By these evolutions the English ship lost some of her way, while the American, having kept her sails trimmed, not only closed, but actually ran on board of her antagonist, bows on, a little on her starboard quarter. The wind being light, much time was consumed in these manœuvres, and nearly an hour had elapsed between the firing of the first gun and the moment when the vessels got foul of each other, in the manner just described. The English thought it was the intention of the Americans to board; and for some minutes it was uncertain whether they would do so or not, but the position was not safe for either party to pass into the opposing ship.
There being at this time a complete cessation of the firing, Captain Pearson hailed, and asked whether the Richard had struck. “I have not yet begun to fight,” was the answer from Jones.
The Richard’s yards were then braced aback, and the sails of the Serapis being full, the ships separated.
As soon as they were far enough apart, the Serapis put her helm hard down, laid all aback forward, shivered her after sails, and wore short round on her heel, with a view, most probably, of luffing up across the Richard’s bow, in order to rake her. In this position the Richard would have been fighting her starboard, and the Serapis her port guns; but Jones, by this time, had become convinced of the hopelessness of success against so much heavier metal; and so backed astern some distance, filled on the other tack, and luffed up, with the intention of meeting the enemy as he came to the wind, and of laying him athwart hawse.
In the smoke and dim light, one or the other party miscalculated the distance, for the vessels came foul again, the bowsprit of the English vessel passing over the poop of the American. As neither had much way the collision did but little injury, and Jones, with his own hands, immediately lashed the enemy’s head-gear to his mizzen-mast. The pressure on the after sails of the Serapis, which vessel was nearly before the wind at the time, brought her hull round, and the two ships gradually fell close alongside of each other, head and stern; the jib-boom of the Serapis giving way with the strain. A spare anchor of the English ship now hooked in the quarter of the American, and additional lashings were got out on board the latter, to secure her opponent in this position.
Captain Pearson, who was a brave and excellent officer, was fully aware of his superiority in weight of metal; and he no sooner perceived that the vessels were foul than he dropped an anchor, in the hope that the Richard would drift clear of him. But, of course, such an expectation was futile, as the yards were interlocked, the hulls pressed close together, there were lashings fore and aft, and every projection aided in holding the two ships together. When the cable of the Serapis took the strain, the vessels slowly tended, with the bows of the Serapis and the stern of the Richard, to the tide.
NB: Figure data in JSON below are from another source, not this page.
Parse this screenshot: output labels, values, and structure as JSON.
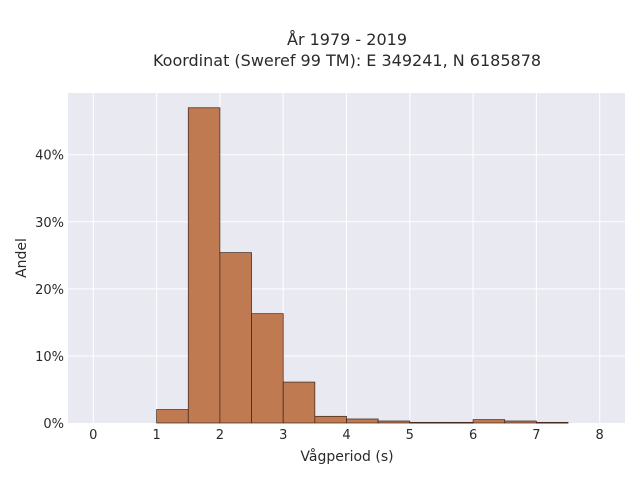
{
  "chart_data": {
    "type": "bar",
    "title_line1": "År 1979 - 2019",
    "title_line2": "Koordinat (Sweref 99 TM): E 349241, N 6185878",
    "xlabel": "Vågperiod (s)",
    "ylabel": "Andel",
    "xlim": [
      -0.4,
      8.4
    ],
    "ylim": [
      0,
      0.492
    ],
    "x_ticks": [
      0,
      1,
      2,
      3,
      4,
      5,
      6,
      7,
      8
    ],
    "y_ticks": [
      {
        "value": 0,
        "label": "0%"
      },
      {
        "value": 0.1,
        "label": "10%"
      },
      {
        "value": 0.2,
        "label": "20%"
      },
      {
        "value": 0.3,
        "label": "30%"
      },
      {
        "value": 0.4,
        "label": "40%"
      }
    ],
    "grid": true,
    "bar_color": "#bf7a52",
    "bar_edge_color": "#3a2418",
    "plot_background": "#e9e9f1",
    "bins": [
      {
        "start": 1.0,
        "end": 1.5,
        "value": 0.02
      },
      {
        "start": 1.5,
        "end": 2.0,
        "value": 0.47
      },
      {
        "start": 2.0,
        "end": 2.5,
        "value": 0.254
      },
      {
        "start": 2.5,
        "end": 3.0,
        "value": 0.163
      },
      {
        "start": 3.0,
        "end": 3.5,
        "value": 0.061
      },
      {
        "start": 3.5,
        "end": 4.0,
        "value": 0.01
      },
      {
        "start": 4.0,
        "end": 4.5,
        "value": 0.006
      },
      {
        "start": 4.5,
        "end": 5.0,
        "value": 0.003
      },
      {
        "start": 5.0,
        "end": 5.5,
        "value": 0.001
      },
      {
        "start": 5.5,
        "end": 6.0,
        "value": 0.001
      },
      {
        "start": 6.0,
        "end": 6.5,
        "value": 0.005
      },
      {
        "start": 6.5,
        "end": 7.0,
        "value": 0.003
      },
      {
        "start": 7.0,
        "end": 7.5,
        "value": 0.001
      }
    ]
  }
}
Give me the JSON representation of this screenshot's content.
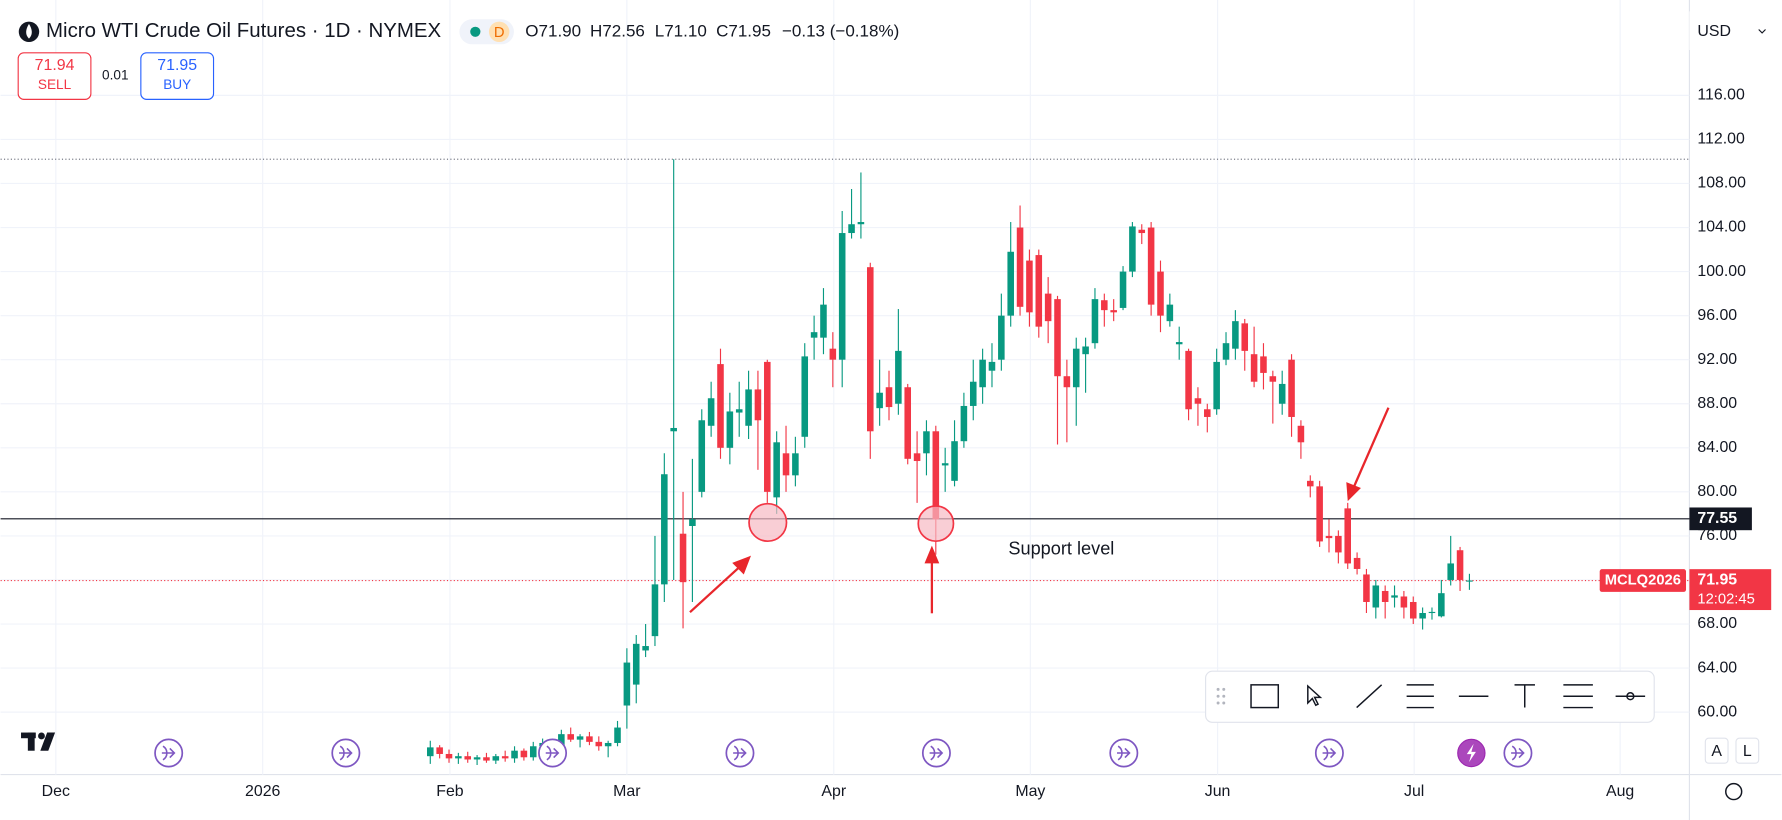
{
  "header": {
    "symbol": "Micro WTI Crude Oil Futures · 1D · NYMEX",
    "badge": "D",
    "open": "O71.90",
    "high": "H72.56",
    "low": "L71.10",
    "close": "C71.95",
    "change": "−0.13 (−0.18%)"
  },
  "trade": {
    "sell_price": "71.94",
    "sell": "SELL",
    "spread": "0.01",
    "buy_price": "71.95",
    "buy": "BUY"
  },
  "currency": "USD",
  "buttons": [
    "A",
    "L"
  ],
  "chart_data": {
    "type": "candlestick",
    "up_color": "#089981",
    "down_color": "#f23645",
    "grid": true,
    "x": [
      0,
      1,
      2,
      3,
      4,
      5,
      6,
      7,
      8,
      9,
      10,
      11,
      12,
      13,
      14,
      15,
      16,
      17,
      18,
      19,
      20,
      21,
      22,
      23,
      24,
      25,
      26,
      27,
      28,
      29,
      30,
      31,
      32,
      33,
      34,
      35,
      36,
      37,
      38,
      39,
      40,
      41,
      42,
      43,
      44,
      45,
      46,
      47,
      48,
      49,
      50,
      51,
      52,
      53,
      54,
      55,
      56,
      57,
      58,
      59,
      60,
      61,
      62,
      63,
      64,
      65,
      66,
      67,
      68,
      69,
      70,
      71,
      72,
      73,
      74,
      75,
      76,
      77,
      78,
      79,
      80,
      81,
      82,
      83,
      84,
      85,
      86,
      87,
      88,
      89,
      90,
      91,
      92,
      93,
      94,
      95,
      96,
      97,
      98,
      99,
      100,
      101,
      102,
      103,
      104,
      105,
      106,
      107,
      108,
      109,
      110,
      111
    ],
    "open": [
      56.0,
      56.8,
      56.2,
      55.8,
      56.0,
      55.7,
      55.9,
      55.6,
      56.0,
      55.8,
      56.5,
      55.9,
      56.9,
      57.2,
      55.8,
      58.0,
      57.5,
      57.8,
      57.3,
      56.9,
      57.2,
      60.6,
      62.5,
      65.6,
      66.9,
      71.6,
      85.5,
      76.2,
      76.9,
      80.0,
      86.0,
      91.6,
      84.0,
      87.2,
      86.0,
      89.3,
      91.8,
      79.5,
      83.5,
      81.5,
      85.0,
      94.0,
      94.0,
      93.0,
      92.0,
      103.5,
      104.3,
      100.4,
      87.6,
      89.5,
      88.0,
      89.5,
      83.5,
      83.5,
      85.5,
      82.4,
      81.0,
      84.6,
      87.8,
      89.5,
      91.0,
      92.0,
      96.0,
      104.0,
      101.0,
      101.5,
      98.0,
      97.5,
      90.5,
      89.5,
      92.5,
      93.5,
      97.4,
      96.5,
      96.7,
      100.0,
      103.8,
      104.0,
      100.0,
      95.5,
      93.4,
      92.8,
      88.5,
      87.5,
      87.5,
      92.0,
      93.0,
      95.3,
      92.5,
      92.3,
      90.5,
      88.0,
      92.0,
      86.0,
      81.0,
      80.5,
      76.0,
      76.0,
      78.5,
      74.0,
      72.5,
      69.5,
      71.0,
      70.4,
      70.5,
      70.0,
      68.5,
      69.0,
      68.7,
      72.0,
      74.7,
      71.9
    ],
    "high": [
      57.4,
      57.0,
      56.6,
      56.3,
      56.4,
      56.1,
      56.3,
      56.2,
      56.5,
      56.9,
      56.7,
      57.3,
      57.6,
      57.5,
      58.4,
      58.6,
      58.0,
      58.2,
      57.8,
      57.4,
      59.2,
      65.8,
      67.0,
      68.0,
      76.0,
      83.5,
      110.2,
      80.0,
      83.0,
      87.5,
      90.0,
      93.0,
      89.0,
      90.0,
      91.0,
      91.0,
      92.0,
      85.5,
      86.0,
      85.0,
      93.5,
      96.0,
      98.5,
      94.5,
      105.5,
      107.5,
      109.0,
      100.8,
      92.0,
      91.0,
      96.6,
      89.8,
      85.5,
      86.5,
      86.0,
      84.0,
      86.5,
      89.0,
      92.0,
      93.0,
      93.5,
      98.0,
      104.5,
      106.0,
      102.0,
      102.0,
      99.5,
      97.8,
      92.0,
      94.0,
      94.0,
      98.5,
      98.0,
      97.5,
      100.5,
      104.5,
      104.3,
      104.5,
      101.0,
      98.0,
      95.0,
      93.0,
      89.5,
      88.0,
      93.0,
      94.5,
      96.5,
      95.7,
      95.0,
      93.5,
      91.0,
      91.0,
      92.5,
      86.5,
      81.5,
      81.0,
      77.5,
      76.5,
      79.0,
      74.5,
      73.0,
      72.0,
      71.5,
      71.5,
      71.0,
      70.5,
      69.5,
      69.5,
      72.0,
      76.0,
      75.0,
      72.56
    ],
    "low": [
      55.3,
      55.8,
      55.4,
      55.3,
      55.4,
      55.2,
      55.4,
      55.3,
      55.5,
      55.4,
      55.6,
      55.6,
      56.3,
      55.2,
      55.5,
      57.3,
      56.8,
      57.0,
      56.5,
      55.9,
      56.9,
      58.5,
      60.8,
      65.0,
      66.0,
      70.0,
      72.0,
      67.6,
      70.0,
      79.5,
      85.0,
      83.0,
      82.5,
      85.0,
      84.8,
      82.0,
      79.0,
      78.0,
      80.0,
      80.5,
      84.0,
      92.0,
      92.5,
      89.5,
      89.5,
      103.0,
      103.0,
      83.0,
      86.0,
      86.5,
      87.0,
      82.5,
      79.0,
      81.5,
      74.3,
      80.0,
      80.5,
      84.0,
      86.5,
      88.0,
      89.5,
      91.0,
      95.0,
      96.0,
      95.0,
      94.0,
      93.5,
      84.3,
      84.5,
      86.0,
      89.0,
      93.0,
      95.0,
      95.5,
      96.5,
      99.5,
      102.5,
      96.0,
      94.5,
      95.0,
      92.0,
      86.5,
      86.0,
      85.4,
      87.0,
      91.5,
      92.0,
      91.0,
      89.5,
      89.3,
      86.2,
      87.0,
      85.0,
      83.0,
      79.5,
      75.0,
      74.5,
      73.5,
      73.0,
      72.5,
      69.0,
      68.5,
      68.5,
      69.5,
      68.5,
      68.0,
      67.5,
      68.4,
      68.6,
      71.5,
      71.0,
      71.1
    ],
    "close": [
      56.8,
      56.2,
      55.8,
      56.0,
      55.7,
      55.9,
      55.6,
      56.0,
      55.8,
      56.5,
      55.9,
      56.9,
      57.2,
      55.8,
      58.0,
      57.5,
      57.8,
      57.3,
      56.9,
      57.2,
      58.6,
      64.5,
      66.2,
      66.0,
      71.6,
      81.6,
      85.8,
      71.8,
      77.5,
      86.5,
      88.5,
      84.0,
      87.3,
      87.5,
      89.3,
      86.5,
      80.0,
      84.5,
      81.5,
      83.5,
      92.3,
      94.5,
      97.0,
      92.0,
      103.5,
      104.3,
      104.5,
      85.5,
      89.0,
      87.7,
      92.8,
      83.0,
      82.8,
      85.5,
      77.5,
      82.6,
      84.6,
      87.8,
      90.0,
      92.0,
      91.8,
      96.0,
      101.8,
      96.8,
      96.3,
      95.0,
      95.5,
      90.5,
      89.5,
      93.0,
      93.2,
      97.5,
      96.5,
      96.3,
      100.0,
      104.1,
      103.5,
      97.0,
      96.0,
      97.0,
      93.6,
      87.5,
      88.0,
      86.8,
      91.8,
      93.5,
      95.5,
      92.8,
      90.0,
      90.8,
      90.0,
      89.8,
      86.8,
      84.5,
      80.5,
      75.5,
      75.8,
      74.5,
      73.5,
      73.0,
      70.0,
      71.5,
      70.0,
      70.6,
      69.5,
      68.5,
      69.0,
      69.1,
      70.8,
      73.5,
      72.0,
      71.95
    ],
    "xlim": [
      -45.9,
      134.5
    ],
    "xticks": [
      {
        "value": -40.0,
        "label": "Dec"
      },
      {
        "value": -17.9,
        "label": "2026"
      },
      {
        "value": 2.1,
        "label": "Feb"
      },
      {
        "value": 21.0,
        "label": "Mar"
      },
      {
        "value": 43.1,
        "label": "Apr"
      },
      {
        "value": 64.1,
        "label": "May"
      },
      {
        "value": 84.1,
        "label": "Jun"
      },
      {
        "value": 105.1,
        "label": "Jul"
      },
      {
        "value": 127.1,
        "label": "Aug"
      }
    ],
    "ylim": [
      54.33,
      124.66
    ],
    "yticks": [
      {
        "value": 60,
        "label": "60.00"
      },
      {
        "value": 64,
        "label": "64.00"
      },
      {
        "value": 68,
        "label": "68.00"
      },
      {
        "value": 72,
        "label": "72.00"
      },
      {
        "value": 76,
        "label": "76.00"
      },
      {
        "value": 80,
        "label": "80.00"
      },
      {
        "value": 84,
        "label": "84.00"
      },
      {
        "value": 88,
        "label": "88.00"
      },
      {
        "value": 92,
        "label": "92.00"
      },
      {
        "value": 96,
        "label": "96.00"
      },
      {
        "value": 100,
        "label": "100.00"
      },
      {
        "value": 104,
        "label": "104.00"
      },
      {
        "value": 108,
        "label": "108.00"
      },
      {
        "value": 112,
        "label": "112.00"
      },
      {
        "value": 116,
        "label": "116.00"
      }
    ],
    "support_line": {
      "value": 77.55,
      "label": "77.55",
      "annotation": "Support level"
    },
    "last_price": {
      "value": 71.95,
      "label": "71.95",
      "symbol": "MCLQ2026",
      "countdown": "12:02:45"
    },
    "high_line": 110.2
  }
}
At this time the English made an attempt to board, but were repulsed, with trifling loss. All this time there was a heavy fire kept up from the guns. The lower ports of the Serapis having been closed as the vessel swung, to prevent boarding, they were now blown off, to allow the guns to be run out; and cases actually occurred in which the rammers had to be thrust into the ports of the opposing ship, in order to be entered in the muzzles of their proper guns. It was evident that such a state of things could not last long. In effect, the heavy metal of the Serapis, in one or two discharges, cleared all before it, and the main-deck guns of the Richard were almost abandoned. Most of her people went upon the upper deck, and a great number collected on the forecastle, where they were safe from the battery of the Serapis; continuing the fight by throwing grenades and using muskets.
At this stage of the action, then, the Serapis was tearing the American to pieces, below, at each discharge of her battery; the latter only replying to the English fire by two guns on the quarter-deck, and three or four of her twelve-pounders. To the quarter-deck guns Jones succeeded in adding a third, by shifting a gun from the port side; and all these were used with effect, under his own eye, until the close of the action.
He tried to get over a second gun, from the port side, but did not succeed.
The fight must now have been decided in favor of the English, but for the courage and activity of the people aloft. Strong parties were placed in the tops, and, after a sharp and short contest, the Americans had driven every man of the enemy from the upper deck of the English frigate. After this they kept up so sharp a fire of small-arms upon the quarter-deck of the English ship as to keep it clear, shooting down many in the operation.